"Eurofighter"-Deal mit Österreich:Schmutziger als ein Kinderpopo

Eine Scheinfirma, undurchsichtige Geldflüsse - die Korruptionsgerüchte um den "Eurofighter"-Deal mit Österreich und dem Hersteller EADS beschäftigt derzeit die österreichische Justiz. Auf die Spur brachte sie ein Politiker.

Cathrin Kahlweit, Wien

Seine Kritiker vergleichen ihn gern mit dem Riesen-Waran aus dem neuen James-Bond-Film: Der fällt seine Gegner gerne hinterrücks an und lässt ihnen keine Chance. Aber auch Menschen, die den grünen Nationalratsabgeordneten Peter Pilz für größenwahnsinnig oder eitel halten, geben in der Regel zu: Der Politiker ist ein engagierter Korruptionsbekämpfer und versteht sein politisches Geschäft. Sein jüngster Erfolg: Der Grüne hat viel dazu beigetragen, dass der Kauf von (letztlich) 15 Eurofightern für das Bundesheer erneut beleuchtet wird und dass es den Staatsanwaltschaften in Rom, München und Wien gelingen könnte, das Dickicht aus Geldflüssen, Scheingeschäften und gesichtslosen Brokern zu lichten, das sie hinter dem Deal vermuten.

Schon im Herbst 2002, lange vor Vertragsunterzeichnung, musste Eurofighter-Hersteller EADS erste Korruptionsgerüchte dementieren; man sei "sauberer als ein Kinderpopo", hieß es damals aus München. Die Regierung in Wien warb für das Projekt vor allem mit der Begründung, der Kaufpreis werde mehr als wettgemacht durch sogenannte Kompensationsgeschäfte; das sind vom Anbieter organisierte Einzelgeschäfte mit Unternehmen des Auftraggeberlandes. In diesem Fall sollten sie etwa das Doppelte des Preises betragen. Schon damals witzelten Zyniker, wenn es nur um Gegengeschäfte gehe bei der Entscheidung, dann könne man ja Jets für vier Milliarden kaufen und von den acht Milliarden, die dafür rechnerisch ins Land fließen müssten, den Arbeitsmarkt sanieren.

Berge von Akten

Weil die Zweifel nicht verstummten, wurde 2006/2007 ein erster Untersuchungsausschuss zum Eurofighter im Wiener Parlament eingesetzt, der die "Vorbereitung zur Grundsatzentscheidung zur Nachbeschaffung von Abfangjägern", alternative Angebote, mögliche Einflussnahmen und Gegengeschäfte prüfen sollte. Schon damals fiel der Firmenname Vector Aerospace - mittlerweile einer der Schlüssel der Affäre.
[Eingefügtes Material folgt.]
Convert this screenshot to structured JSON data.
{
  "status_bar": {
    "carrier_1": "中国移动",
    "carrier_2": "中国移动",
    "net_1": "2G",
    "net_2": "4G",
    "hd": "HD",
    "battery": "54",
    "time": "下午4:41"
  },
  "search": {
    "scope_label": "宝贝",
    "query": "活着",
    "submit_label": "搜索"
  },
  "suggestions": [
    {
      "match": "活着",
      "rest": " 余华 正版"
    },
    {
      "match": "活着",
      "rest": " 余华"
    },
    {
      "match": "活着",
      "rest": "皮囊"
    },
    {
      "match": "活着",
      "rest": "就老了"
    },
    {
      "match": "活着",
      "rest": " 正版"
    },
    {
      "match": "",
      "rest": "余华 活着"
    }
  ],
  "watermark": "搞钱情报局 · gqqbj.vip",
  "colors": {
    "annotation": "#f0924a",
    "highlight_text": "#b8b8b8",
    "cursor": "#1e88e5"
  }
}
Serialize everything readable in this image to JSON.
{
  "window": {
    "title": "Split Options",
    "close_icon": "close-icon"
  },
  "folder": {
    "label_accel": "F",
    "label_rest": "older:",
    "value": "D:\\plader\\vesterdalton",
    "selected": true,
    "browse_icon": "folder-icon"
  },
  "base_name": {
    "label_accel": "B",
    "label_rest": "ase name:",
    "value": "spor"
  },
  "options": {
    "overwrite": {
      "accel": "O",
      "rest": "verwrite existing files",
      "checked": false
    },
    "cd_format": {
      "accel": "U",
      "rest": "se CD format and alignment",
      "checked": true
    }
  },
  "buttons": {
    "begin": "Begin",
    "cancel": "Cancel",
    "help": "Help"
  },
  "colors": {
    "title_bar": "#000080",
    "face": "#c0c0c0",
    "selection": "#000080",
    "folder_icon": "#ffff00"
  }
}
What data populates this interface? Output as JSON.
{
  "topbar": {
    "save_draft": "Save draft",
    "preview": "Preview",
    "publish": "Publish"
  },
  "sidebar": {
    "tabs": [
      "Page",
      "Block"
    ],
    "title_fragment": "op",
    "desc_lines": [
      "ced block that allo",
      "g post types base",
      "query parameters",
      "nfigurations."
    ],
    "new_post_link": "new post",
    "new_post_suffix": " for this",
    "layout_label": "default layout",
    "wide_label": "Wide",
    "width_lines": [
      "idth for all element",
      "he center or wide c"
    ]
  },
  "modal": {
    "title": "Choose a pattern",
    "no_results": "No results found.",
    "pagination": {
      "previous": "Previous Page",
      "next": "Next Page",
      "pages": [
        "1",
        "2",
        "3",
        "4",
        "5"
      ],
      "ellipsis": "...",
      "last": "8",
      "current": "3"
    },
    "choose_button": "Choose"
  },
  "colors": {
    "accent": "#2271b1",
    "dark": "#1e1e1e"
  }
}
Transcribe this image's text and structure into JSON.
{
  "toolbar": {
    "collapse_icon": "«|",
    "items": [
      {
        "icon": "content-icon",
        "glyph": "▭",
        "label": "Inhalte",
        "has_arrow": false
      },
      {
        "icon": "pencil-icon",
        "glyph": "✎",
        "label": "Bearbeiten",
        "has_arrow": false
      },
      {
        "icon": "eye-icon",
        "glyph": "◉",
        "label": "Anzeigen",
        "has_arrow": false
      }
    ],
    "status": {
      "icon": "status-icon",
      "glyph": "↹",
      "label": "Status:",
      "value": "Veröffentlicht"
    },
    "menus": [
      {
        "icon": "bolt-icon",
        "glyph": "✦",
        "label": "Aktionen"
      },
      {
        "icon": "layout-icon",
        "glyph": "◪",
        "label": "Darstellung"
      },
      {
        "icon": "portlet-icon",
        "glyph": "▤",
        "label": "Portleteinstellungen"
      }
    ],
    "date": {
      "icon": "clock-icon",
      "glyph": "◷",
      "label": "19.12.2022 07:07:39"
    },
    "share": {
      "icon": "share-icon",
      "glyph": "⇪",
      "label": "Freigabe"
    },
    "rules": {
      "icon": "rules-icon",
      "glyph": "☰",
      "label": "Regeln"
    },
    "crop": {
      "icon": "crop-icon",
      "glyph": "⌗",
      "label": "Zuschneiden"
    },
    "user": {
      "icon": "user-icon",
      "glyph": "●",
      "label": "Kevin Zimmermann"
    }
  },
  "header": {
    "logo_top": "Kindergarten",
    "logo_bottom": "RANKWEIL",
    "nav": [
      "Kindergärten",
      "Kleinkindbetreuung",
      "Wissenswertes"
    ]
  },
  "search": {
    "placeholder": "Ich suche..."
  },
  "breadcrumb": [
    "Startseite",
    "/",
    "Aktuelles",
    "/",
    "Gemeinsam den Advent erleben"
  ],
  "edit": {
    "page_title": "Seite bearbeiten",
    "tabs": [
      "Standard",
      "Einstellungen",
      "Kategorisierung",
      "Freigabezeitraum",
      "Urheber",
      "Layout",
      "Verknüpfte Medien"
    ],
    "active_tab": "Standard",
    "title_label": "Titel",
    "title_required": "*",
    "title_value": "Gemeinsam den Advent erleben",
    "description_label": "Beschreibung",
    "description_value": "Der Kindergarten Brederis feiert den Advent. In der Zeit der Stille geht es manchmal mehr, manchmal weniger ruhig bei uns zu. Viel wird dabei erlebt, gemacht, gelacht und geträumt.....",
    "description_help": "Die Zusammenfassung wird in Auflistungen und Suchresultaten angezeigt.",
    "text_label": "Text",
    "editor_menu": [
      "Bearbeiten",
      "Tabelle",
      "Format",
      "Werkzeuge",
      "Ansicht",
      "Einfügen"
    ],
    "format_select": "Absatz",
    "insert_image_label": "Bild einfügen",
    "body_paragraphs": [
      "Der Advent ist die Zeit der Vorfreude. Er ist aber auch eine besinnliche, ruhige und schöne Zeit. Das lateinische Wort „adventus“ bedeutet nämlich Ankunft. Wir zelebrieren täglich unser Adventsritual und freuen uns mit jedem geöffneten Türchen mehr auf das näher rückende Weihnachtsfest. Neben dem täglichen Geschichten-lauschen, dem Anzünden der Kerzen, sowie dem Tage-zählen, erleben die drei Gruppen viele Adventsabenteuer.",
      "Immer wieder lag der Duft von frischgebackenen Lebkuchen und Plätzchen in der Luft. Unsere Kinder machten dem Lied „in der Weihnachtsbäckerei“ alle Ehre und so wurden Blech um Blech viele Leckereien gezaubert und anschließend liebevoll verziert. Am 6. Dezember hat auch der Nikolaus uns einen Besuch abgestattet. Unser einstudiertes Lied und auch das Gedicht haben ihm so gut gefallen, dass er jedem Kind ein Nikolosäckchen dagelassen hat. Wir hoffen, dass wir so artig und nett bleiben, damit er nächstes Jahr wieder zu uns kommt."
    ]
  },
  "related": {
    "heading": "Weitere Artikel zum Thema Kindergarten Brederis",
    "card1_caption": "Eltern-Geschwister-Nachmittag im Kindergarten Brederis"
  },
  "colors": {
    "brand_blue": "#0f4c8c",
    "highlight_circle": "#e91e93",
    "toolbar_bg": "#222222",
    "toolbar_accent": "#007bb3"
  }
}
Ein Italiener namens Gianfranco Lande nämlich, der der italienischen Justiz ins Netz ging, erzählte freimütig, er habe Vector im Auftrag der EADS gegründet, um über ein Netz von Briefkastenfirmen Provisionen zu verteilen.

Tatsächlich hatten einige dieser Firmen, die angeblich als "Broker" Offset-Geschäfte organisieren sollten, keine Angestellten. Derzeit wird die Gegengeschäftsliste daraufhin geprüft, wie viele womöglich fingierte Aufträge darin enthalten sind. Die Ermittler vermuten auch, dass zahlreiche Geschäftsabschlüsse, die ohnehin stattgefunden hätten, mit zusätzlichem EADS-Geld als Dankeschön ihren Weg auf die Liste gefunden haben.

Hausdurchsuchungen haben Berge von Akten zutage gefördert, die Auswertung wird dauern. Mehrere Staatsanwaltschaften ermitteln nun grenzübergreifend wegen des Verdachts, "dass bei einigen Gegengeschäften über operativ nicht tätige Offshore-Gesellschaften im Wege von Scheinverträgen Provisions- und Schmiergeldzahlungen geleistet" wurden. Vector soll mindestens 80 Millionen zur gefälligen Verteilung in Österreich erhalten haben, die Wiener Ermittler gehen sogar von mehr als der doppelten Summe aus. Bundespräsident Heinz Fischer zeigt sich angesichts der Affäre gedämpft optimistisch: "Ich bin mir sicher, dass Waffenkäufe in Österreich in Zukunft mit besonderer Penibilität geprüft werden."